Quoi qu’il en soit, il est absolument essentiel que les gens qui s’opposent fondamentalement à la vision du monde du gouvernement soient représentés vivement et en tout temps au Parlement.

Cela dit, il faut penser à l’avenir. À un moment donné, ce sont les conservateurs qui seront au pouvoir, et ensuite, il va de soi que nos amis conservateurs deviendront le parti au pouvoir au Sénat. Qui formera l’opposition au Sénat, où les libéraux seront peu nombreux et coupés du caucus national libéral, et où le Groupe des sénateurs indépendants constituera le groupe le plus important?

Nous aurions tous intérêt à réfléchir ensemble à ce que l’avenir nous réserve en concevant un nouveau modèle sans crainte de perdre nos droits et privilèges actuels; à mon avis, il n’y a pas lieu de remettre ceux-ci en question. Les conservateurs forment l’opposition officielle au Sénat tant et aussi longtemps que les libéraux sont au pouvoir à l’autre endroit.

Honorables sénateurs, l’automne prochain, lorsque nous allumerons les lumières dans notre nouvelle enceinte, nous n’aurons qu’une seule chance de laisser une première impression favorable de notre institution. Nous risquons fort de gaspiller cette chance si nous ne changeons aucune de nos pratiques.

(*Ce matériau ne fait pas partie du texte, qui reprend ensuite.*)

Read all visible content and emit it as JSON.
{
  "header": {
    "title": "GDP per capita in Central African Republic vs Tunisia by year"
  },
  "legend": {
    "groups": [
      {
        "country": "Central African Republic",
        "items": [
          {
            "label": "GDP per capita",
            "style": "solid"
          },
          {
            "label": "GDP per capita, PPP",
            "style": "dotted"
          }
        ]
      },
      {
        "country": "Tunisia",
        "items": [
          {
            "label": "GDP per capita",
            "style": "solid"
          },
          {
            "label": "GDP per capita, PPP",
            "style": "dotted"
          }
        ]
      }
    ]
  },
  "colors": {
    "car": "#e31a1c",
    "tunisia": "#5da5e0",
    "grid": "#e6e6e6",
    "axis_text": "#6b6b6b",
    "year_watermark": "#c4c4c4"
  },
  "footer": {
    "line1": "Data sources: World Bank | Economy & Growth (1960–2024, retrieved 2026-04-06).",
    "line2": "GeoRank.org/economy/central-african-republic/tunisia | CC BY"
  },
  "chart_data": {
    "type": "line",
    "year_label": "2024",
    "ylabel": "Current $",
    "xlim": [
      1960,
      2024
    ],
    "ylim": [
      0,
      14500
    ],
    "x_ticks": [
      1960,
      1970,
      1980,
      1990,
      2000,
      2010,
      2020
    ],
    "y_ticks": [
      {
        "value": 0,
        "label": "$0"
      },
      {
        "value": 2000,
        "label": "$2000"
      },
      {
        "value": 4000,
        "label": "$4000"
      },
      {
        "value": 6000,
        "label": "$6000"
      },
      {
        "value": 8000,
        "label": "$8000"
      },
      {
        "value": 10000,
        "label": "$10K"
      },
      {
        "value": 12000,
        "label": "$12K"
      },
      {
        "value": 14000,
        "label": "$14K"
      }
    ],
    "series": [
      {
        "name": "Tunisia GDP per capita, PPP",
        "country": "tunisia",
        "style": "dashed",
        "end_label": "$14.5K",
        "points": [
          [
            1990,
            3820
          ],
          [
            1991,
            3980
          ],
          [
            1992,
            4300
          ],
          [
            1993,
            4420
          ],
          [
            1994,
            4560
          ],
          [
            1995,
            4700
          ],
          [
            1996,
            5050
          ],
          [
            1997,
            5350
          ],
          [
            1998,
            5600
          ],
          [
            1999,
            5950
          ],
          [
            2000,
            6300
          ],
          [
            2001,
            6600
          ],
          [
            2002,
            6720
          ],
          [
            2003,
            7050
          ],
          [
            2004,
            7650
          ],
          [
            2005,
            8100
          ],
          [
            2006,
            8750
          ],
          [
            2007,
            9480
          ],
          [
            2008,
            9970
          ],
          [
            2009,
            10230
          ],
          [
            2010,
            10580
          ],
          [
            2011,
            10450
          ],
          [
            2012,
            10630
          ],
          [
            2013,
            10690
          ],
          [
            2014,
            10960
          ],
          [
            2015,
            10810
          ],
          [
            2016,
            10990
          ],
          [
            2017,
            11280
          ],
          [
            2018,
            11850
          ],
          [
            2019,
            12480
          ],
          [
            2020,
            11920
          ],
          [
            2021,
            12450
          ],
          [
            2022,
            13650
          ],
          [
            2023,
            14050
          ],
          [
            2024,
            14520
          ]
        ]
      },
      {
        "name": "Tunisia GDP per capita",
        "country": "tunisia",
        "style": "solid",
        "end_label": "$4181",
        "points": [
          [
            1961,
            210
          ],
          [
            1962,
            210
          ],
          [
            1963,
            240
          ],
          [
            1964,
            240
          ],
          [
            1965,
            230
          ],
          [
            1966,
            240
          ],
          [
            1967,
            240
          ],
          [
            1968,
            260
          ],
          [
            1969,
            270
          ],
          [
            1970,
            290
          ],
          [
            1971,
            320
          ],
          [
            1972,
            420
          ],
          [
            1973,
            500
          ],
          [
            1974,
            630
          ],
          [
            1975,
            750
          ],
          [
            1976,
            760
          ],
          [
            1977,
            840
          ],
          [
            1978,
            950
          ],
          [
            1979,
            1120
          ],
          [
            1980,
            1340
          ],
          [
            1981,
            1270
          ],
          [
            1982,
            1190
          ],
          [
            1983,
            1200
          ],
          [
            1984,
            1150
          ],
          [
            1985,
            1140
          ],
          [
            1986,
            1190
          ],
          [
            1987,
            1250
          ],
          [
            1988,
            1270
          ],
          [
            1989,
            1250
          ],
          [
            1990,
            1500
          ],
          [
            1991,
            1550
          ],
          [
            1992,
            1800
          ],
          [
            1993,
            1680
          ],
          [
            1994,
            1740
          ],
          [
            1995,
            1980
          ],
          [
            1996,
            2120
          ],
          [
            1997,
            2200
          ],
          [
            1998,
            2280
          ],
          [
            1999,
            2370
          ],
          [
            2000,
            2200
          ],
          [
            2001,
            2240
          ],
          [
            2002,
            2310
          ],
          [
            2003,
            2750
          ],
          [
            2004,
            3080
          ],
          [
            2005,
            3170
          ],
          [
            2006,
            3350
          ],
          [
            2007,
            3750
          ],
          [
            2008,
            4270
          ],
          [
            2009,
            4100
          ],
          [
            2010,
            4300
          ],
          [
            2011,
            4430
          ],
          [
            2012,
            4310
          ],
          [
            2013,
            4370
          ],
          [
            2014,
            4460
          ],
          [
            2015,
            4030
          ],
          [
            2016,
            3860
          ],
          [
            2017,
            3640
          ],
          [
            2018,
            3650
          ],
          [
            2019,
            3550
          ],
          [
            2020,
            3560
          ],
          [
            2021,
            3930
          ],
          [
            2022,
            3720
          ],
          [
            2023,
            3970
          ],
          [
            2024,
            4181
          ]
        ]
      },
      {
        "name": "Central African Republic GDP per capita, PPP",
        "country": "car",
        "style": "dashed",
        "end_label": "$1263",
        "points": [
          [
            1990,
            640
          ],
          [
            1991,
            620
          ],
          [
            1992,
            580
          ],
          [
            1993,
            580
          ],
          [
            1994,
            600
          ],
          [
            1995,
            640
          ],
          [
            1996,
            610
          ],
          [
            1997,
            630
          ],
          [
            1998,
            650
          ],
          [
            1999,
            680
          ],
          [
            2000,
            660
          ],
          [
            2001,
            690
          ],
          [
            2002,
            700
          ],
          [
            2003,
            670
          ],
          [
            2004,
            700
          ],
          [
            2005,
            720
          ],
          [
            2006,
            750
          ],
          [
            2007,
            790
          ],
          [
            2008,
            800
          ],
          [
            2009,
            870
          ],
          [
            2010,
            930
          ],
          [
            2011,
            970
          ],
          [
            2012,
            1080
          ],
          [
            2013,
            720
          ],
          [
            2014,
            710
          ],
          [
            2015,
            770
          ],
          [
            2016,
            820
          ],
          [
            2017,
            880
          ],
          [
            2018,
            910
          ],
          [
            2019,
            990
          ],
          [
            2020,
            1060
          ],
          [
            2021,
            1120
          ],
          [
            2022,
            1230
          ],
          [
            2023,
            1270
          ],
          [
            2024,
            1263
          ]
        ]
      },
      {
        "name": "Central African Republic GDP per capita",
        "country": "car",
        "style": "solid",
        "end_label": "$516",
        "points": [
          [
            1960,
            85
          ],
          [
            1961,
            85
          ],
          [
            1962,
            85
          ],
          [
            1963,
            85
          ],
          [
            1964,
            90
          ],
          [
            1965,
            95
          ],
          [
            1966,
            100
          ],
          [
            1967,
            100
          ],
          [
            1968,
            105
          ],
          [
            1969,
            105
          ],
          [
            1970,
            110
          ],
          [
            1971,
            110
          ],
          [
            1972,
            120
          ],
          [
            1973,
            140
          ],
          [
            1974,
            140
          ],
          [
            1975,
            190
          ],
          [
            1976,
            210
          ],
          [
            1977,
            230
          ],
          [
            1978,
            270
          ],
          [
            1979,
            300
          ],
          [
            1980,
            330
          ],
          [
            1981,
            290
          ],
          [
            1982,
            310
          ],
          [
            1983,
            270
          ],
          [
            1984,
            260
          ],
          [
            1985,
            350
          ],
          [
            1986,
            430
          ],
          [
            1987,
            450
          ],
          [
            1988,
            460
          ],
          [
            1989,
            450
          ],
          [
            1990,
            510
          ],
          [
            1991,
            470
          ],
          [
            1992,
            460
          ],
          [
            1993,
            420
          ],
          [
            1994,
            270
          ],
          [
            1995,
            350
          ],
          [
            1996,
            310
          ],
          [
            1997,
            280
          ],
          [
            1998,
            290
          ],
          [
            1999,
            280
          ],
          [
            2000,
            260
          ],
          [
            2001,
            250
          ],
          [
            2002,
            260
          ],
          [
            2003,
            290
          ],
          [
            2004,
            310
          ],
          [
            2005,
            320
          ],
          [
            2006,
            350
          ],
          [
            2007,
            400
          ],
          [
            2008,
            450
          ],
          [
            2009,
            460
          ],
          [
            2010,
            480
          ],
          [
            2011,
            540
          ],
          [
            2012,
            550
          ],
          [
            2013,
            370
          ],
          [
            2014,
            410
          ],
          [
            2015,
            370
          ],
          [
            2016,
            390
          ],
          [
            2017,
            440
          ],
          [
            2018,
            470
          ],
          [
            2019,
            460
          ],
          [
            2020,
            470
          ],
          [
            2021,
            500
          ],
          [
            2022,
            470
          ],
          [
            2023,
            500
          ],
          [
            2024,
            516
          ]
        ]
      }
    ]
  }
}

Il existe une autre solution, cependant. Si, de toutes parts, la confiance, l’optimisme et l’imagination l’emportent sur la partisanerie rageuse, la peur et la résistance au changement, la proposition du sénateur Harder pourrait très bien servir de point de départ pour une discussion sur les moyens de parvenir à une gestion plus efficace des affaires du Sénat. Avant toute chose, cependant, il faut que nous partagions une priorité commune.

[Français]

Si nous ne nous entendons pas pour mettre cette question au premier plan de notre programme collectif et de nos ordres du jour personnels chaque jour, peu importe les circonstances, nous serons incapables d’apporter les changements nécessaires.

[Traduction]

Chers collègues, cette priorité commune que nous devons avoir est on ne peut plus évidente. Nous sentons sa présence lorsque nous pénétrons dans cette splendide enceinte et en admirons les tableaux inspirants. Elle repose sur des décennies d’histoire, de discours et de décisions remontant aux débuts de notre institution, en novembre 1867. Il est de notre devoir d’en renforcer les fondations et de lui assurer un avenir reluisant. Cette cause, qui devrait nous unir au-delà de nos affiliations politiques et organisationnelles, est celle du succès de notre institution. C’est le succès du Sénat du Canada qui importe, et pas notre gloire personnelle ou collective.

Son Honneur le Président : Honorables sénateurs, comme convenu, le débat demeure ajourné au nom de la sénatrice Cools.

(Sur la motion de la sénatrice Cools, le débat est ajourné.)